Zwei Beispiele sollen das verdeutlichen. Das Bifidobakterium gilt bei uns als gesundheitsförderlich. Studien bescheinigen diesem Vertreter, sich günstig bei Darmkrebs, Durchfall, Reizdarm und Verstopfung auszuwirken (4). Bei den Hadzas sind diese Zivilisationskrankheiten unbekannt, ihr Mikrobiom zeigt trotzdem kein Anzeichen eines einzelnen Bifidobakeriums (5). Welche Art man allerdings bei den Jägern und Sammlern häufig antrifft, das sind Bakterien aus der Gruppe Treponema. Ein Aufkommen dieser Bakterien ist bei uns meldepflichtig, schließlich sind Unterarten dieser Gruppe für Syphilis und Frambösie (chronische Hautinfektion (dahw.de)) verantwortlich. Im Hadzadarm reagieren diese Winzlinge aber kaum aggressiv. Im Gegenteil, sie ordnen sich dem Hadza-Superorganismus unter und beteiligen sich als wertvolle Helfer bei der Verdauung von pflanzlicher, faserreicher Kost (5).

Somit passt ein Bifidobakterium zu uns und unserer Lebensweise. Wir haben uns an eine Versorgung mit Milch und Weizen (3) in aller Variation angepasst und bieten damit Bifidobakterien einen guten Nährboden. Dem entgegen sucht man auf dem Speiseplan der Hadza Milch- und Getreideprodukte vergeblich. Dort finden sich faserreiche Pflanzen in Hülle und Fülle.

Die Probiotika
Der erste Schritt zur Steigerung der Vielfalt unseres Mikrobioms muss also sein, Bakterienarten zu identifizieren, die sich für eine Bereicherung unserer Darmflora eignen. Vertreter, die wie die schon genannten Bifidobakerien zu dieser Gruppe zählen, werden als Probiotika bezeichnet. Das sind lebende Bakterien, die bei Einnahme gesundheitsfördernde Wirkungen zeigen.

Fermentierte Lebensmittel
Anhand zahlreicher Studien ist bekannt, dass besonders fermentierte Lebensmittel solche probiotische Eigenschaften besitzen. Und auf diese Lebensmitteln gehen wir im Folgenden ein, geben aber zu bedenken, dass Probiotika und Fermente nicht immer gleichzusetzen sind (6).

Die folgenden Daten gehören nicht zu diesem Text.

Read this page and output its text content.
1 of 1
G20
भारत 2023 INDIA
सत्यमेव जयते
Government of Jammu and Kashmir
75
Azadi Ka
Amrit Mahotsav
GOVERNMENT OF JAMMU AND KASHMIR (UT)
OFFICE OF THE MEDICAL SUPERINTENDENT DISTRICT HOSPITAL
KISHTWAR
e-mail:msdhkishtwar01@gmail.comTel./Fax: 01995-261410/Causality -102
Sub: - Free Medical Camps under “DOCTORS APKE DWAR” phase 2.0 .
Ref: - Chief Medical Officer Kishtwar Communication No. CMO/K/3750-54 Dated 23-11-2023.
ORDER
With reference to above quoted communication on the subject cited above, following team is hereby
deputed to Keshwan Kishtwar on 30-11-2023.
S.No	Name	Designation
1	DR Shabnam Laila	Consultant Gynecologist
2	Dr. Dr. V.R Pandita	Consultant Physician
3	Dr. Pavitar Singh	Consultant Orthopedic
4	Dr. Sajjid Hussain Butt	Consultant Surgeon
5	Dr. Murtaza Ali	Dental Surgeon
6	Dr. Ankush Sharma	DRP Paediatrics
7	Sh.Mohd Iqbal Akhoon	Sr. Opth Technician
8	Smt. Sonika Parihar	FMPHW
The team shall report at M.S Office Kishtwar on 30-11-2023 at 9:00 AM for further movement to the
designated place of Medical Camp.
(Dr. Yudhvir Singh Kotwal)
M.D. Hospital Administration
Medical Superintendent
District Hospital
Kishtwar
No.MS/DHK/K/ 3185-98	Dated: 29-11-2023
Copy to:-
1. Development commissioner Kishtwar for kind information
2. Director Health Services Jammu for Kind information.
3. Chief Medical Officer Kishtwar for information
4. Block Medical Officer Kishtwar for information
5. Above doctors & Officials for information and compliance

Schon früh in seiner Zivilisationsgeschichte nutzte der Mensch die Fermentation, um Lebensmittel haltbar, den Verzehr sicher zu machen und das Geschmackserlebnis zu verfeinern (7). Funde von Bier aus fermentiertem Getreide werden auf 13.000 Jahre vor unserer Zeit datiert. Nun fragt man sich, wie kann es sein, dass sich unser Organismus in dieser kurzen Zeitspanne (13.000 Jahre sind ein Wimpernschlag in der Evolutionsgeschichte) an eine neue Verarbeitungsmethode anpassen konnte. Anpassen heißt hier, dass der Mensch zusammen mit seinem Mikrobiom eine in der Natur einzigartige Präferenz für und Verträglichkeit mit fermentierter Nahrung zeigt. Vermutungen deuten an, dass hinter der gesunden Wechselwirkung von Mensch, Mikrobiom und Fermenten
ein viel längerer Evolutionsprozess steckt, der schon vor 10 Millionen Jahren bei unseren urzeitlichen Vorfahren begonnen haben könnte (8).

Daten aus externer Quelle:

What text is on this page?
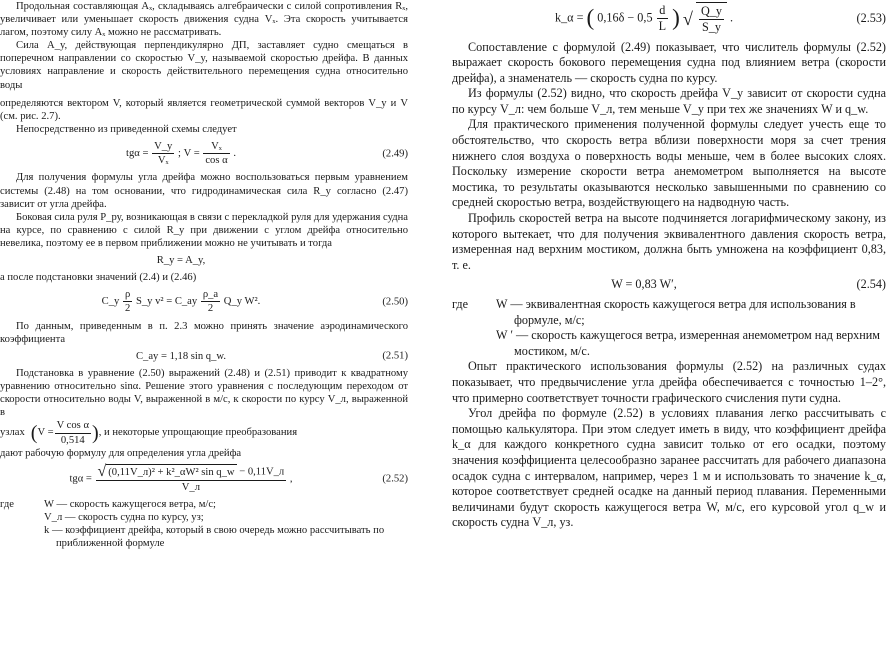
Продольная составляющая Aₓ, складываясь алгебраически с силой сопротивления Rₓ, увеличивает или уменьшает скорость движения судна Vₓ. Эта скорость учитывается лагом, поэтому силу Aₓ можно не рассматривать.

Сила A_y, действующая перпендикулярно ДП, заставляет судно смещаться в поперечном направлении со скоростью V_y, называемой скоростью дрейфа. В данных условиях направление и скорость действительного перемещения судна относительно воды

определяются вектором V, который является геометрической суммой векторов V_y и V (см. рис. 2.7).

Непосредственно из приведенной схемы следует

$tg\alpha = \frac{V\_y}{\text{Vₓ}}$ ; $V = \frac{\text{Vₓ}}{\text{cos α}}$ .	(2.49)

Для получения формулы угла дрейфа можно воспользоваться первым уравнением системы (2.48) на том основании, что гидродинамическая сила R_y согласно (2.47) зависит от угла дрейфа.

Боковая сила руля P_ру, возникающая в связи с перекладкой руля для удержания судна на курсе, по сравнению с силой R_y при движении с углом дрейфа относительно невелика, поэтому ее в первом приближении можно не учитывать и тогда

R_y = A_y,

а после подстановки значений (2.4) и (2.46)

C_y $\frac{\rho}{2}$ S_y v² = C_ay $\frac{\rho\_a}{2}$ Q_y W².	(2.50)

По данным, приведенным в п. 2.3 можно принять значение аэродинамического коэффициента

C_ay = 1,18 sin q_w.	(2.51)

Подстановка в уравнение (2.50) выражений (2.48) и (2.51) приводит к квадратному уравнению относительно sinα. Решение этого уравнения с последующим переходом от скорости относительно воды V, выраженной в м/с, к скорости по курсу V_л, выраженной в

узлах ( $V = \frac{\text{V cos α}}{0,514}$ ) , и некоторые упрощающие преобразования

дают рабочую формулу для определения угла дрейфа

$tg\alpha = \frac{\text{√ (0,11V\_л)² + k²\_αW² sin q\_w − 0,11V\_л}}{V\_л}$ ,	(2.52)
где	W — скорость кажущегося ветра, м/с;

V_л — скорость судна по курсу, уз;

k — коэффициент дрейфа, который в свою очередь можно рассчитывать по приближенной формуле

k_α = ( $0,16\delta - 0,5 \frac{d}{L}$ ) √ $\frac{Q\_y}{S\_y}$ .	(2.53)

Сопоставление с формулой (2.49) показывает, что числитель формулы (2.52) выражает скорость бокового перемещения судна под влиянием ветра (скорости дрейфа), а знаменатель — скорость судна по курсу.

Из формулы (2.52) видно, что скорость дрейфа V_y зависит от скорости судна по курсу V_л: чем больше V_л, тем меньше V_y при тех же значениях W и q_w.

Для практического применения полученной формулы следует учесть еще то обстоятельство, что скорость ветра вблизи поверхности моря за счет трения нижнего слоя воздуха о поверхность воды меньше, чем в более высоких слоях. Поскольку измерение скорости ветра анемометром выполняется на высоте мостика, то результаты оказываются несколько завышенными по сравнению со средней скоростью ветра, воздействующего на надводную часть.

Профиль скоростей ветра на высоте подчиняется логарифмическому закону, из которого вытекает, что для получения эквивалентного давления скорость ветра, измеренная над верхним мостиком, должна быть умножена на коэффициент 0,83, т. е.

W = 0,83 W′,	(2.54)
где	W — эквивалентная скорость кажущегося ветра для использования в формуле, м/с;

W ′ — скорость кажущегося ветра, измеренная анемометром над верхним мостиком, м/с.

Опыт практического использования формулы (2.52) на различных судах показывает, что предвычисление угла дрейфа обеспечивается с точностью 1–2°, что примерно соответствует точности графического счисления пути судна.

Угол дрейфа по формуле (2.52) в условиях плавания легко рассчитывать с помощью калькулятора. При этом следует иметь в виду, что коэффициент дрейфа k_α для каждого конкретного судна зависит только от его осадки, поэтому значения коэффициента целесообразно заранее рассчитать для рабочего диапазона осадок судна с интервалом, например, через 1 м и использовать то значение k_α, которое соответствует средней осадке на данный период плавания. Переменными величинами будут скорость кажущегося ветра W, м/с, его курсовой угол q_w и скорость судна V_л, уз.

Nachdem Jäger- und Sammlergesellschaften sich zur sesshaften Lebensweise hin wandelten, begann der Mensch die Vorzüge fermentierter Lebensmittel immer mehr für sich zu entdecken und auszunutzen. Vor 7000 Jahren wurde im mittleren Osten, vor allem in Ägypten die Milchfermentation entwickelt. Die Kuhmilch diente dabei als Ausgangsstoff für Sauermilch und Käse (9). Das wohl bekannteste Erzeugnis aus fermentierter Milch ist der Joghurt. Schriften zeigen schon 6000 v. Chr. Hinweise auf die gesundheitsfördernde Wirkung dieses Milchferments (10). Angesichts der Vorzüge fermentierter Lebensmittel erschloss sich der Mensch ein immer breiteres Spektrum  sowohl tierischer als auch pflanzlicher Quellen als Grundlage zur Fermentation (6).

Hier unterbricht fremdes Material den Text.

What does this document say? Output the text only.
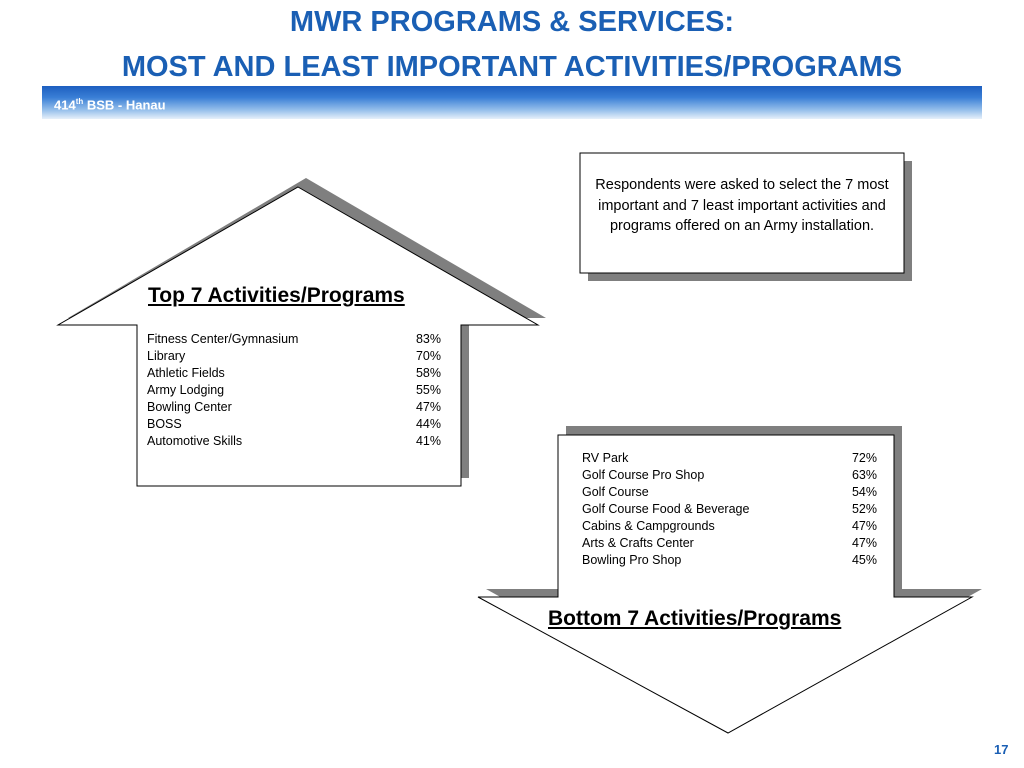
MWR PROGRAMS & SERVICES:
MOST AND LEAST IMPORTANT ACTIVITIES/PROGRAMS
414th BSB - Hanau
Respondents were asked to select the 7 most important and 7 least important activities and programs offered on an Army installation.
Top 7 Activities/Programs
Fitness Center/Gymnasium	83%
Library	70%
Athletic Fields	58%
Army Lodging	55%
Bowling Center	47%
BOSS	44%
Automotive Skills	41%
RV Park	72%
Golf Course Pro Shop	63%
Golf Course	54%
Golf Course Food & Beverage	52%
Cabins & Campgrounds	47%
Arts & Crafts Center	47%
Bowling Pro Shop	45%
Bottom 7 Activities/Programs
17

Beeindruckende Entdeckungen lenkten ab den frühen 1900 Jahren den Blick auf Bulgarien. Zunächst fand Dr. Stamen Grigorov die bei der Joghurtherstellung entscheidenden Bakterienstämme. Der Wissenschaftler konnte zeigen, dass diese Stämme nicht zur natürlichen Darmflora des Menschen gehören. Der russische Forscher und Nobelpreisträger Ilya Mechnikov nahm die Ergebnisse von Dr. Grigorov auf und führte schließlich die erstaunlich hohe Zahl von 100 jährigen in Bulgarien auf den Konsum ihres traditionellen Nahrungsmittels zurück, den Joghurt (bacillusbulgaricus.com, 11). Wer hätte gedacht, dass nur zwei Kulturen, die Milchsäurebakterien Lactobacillus bulgaricus und Streptococcus thermophilus unser Mikrobiom derart bereichern, dass es uns gar länger leben lässt.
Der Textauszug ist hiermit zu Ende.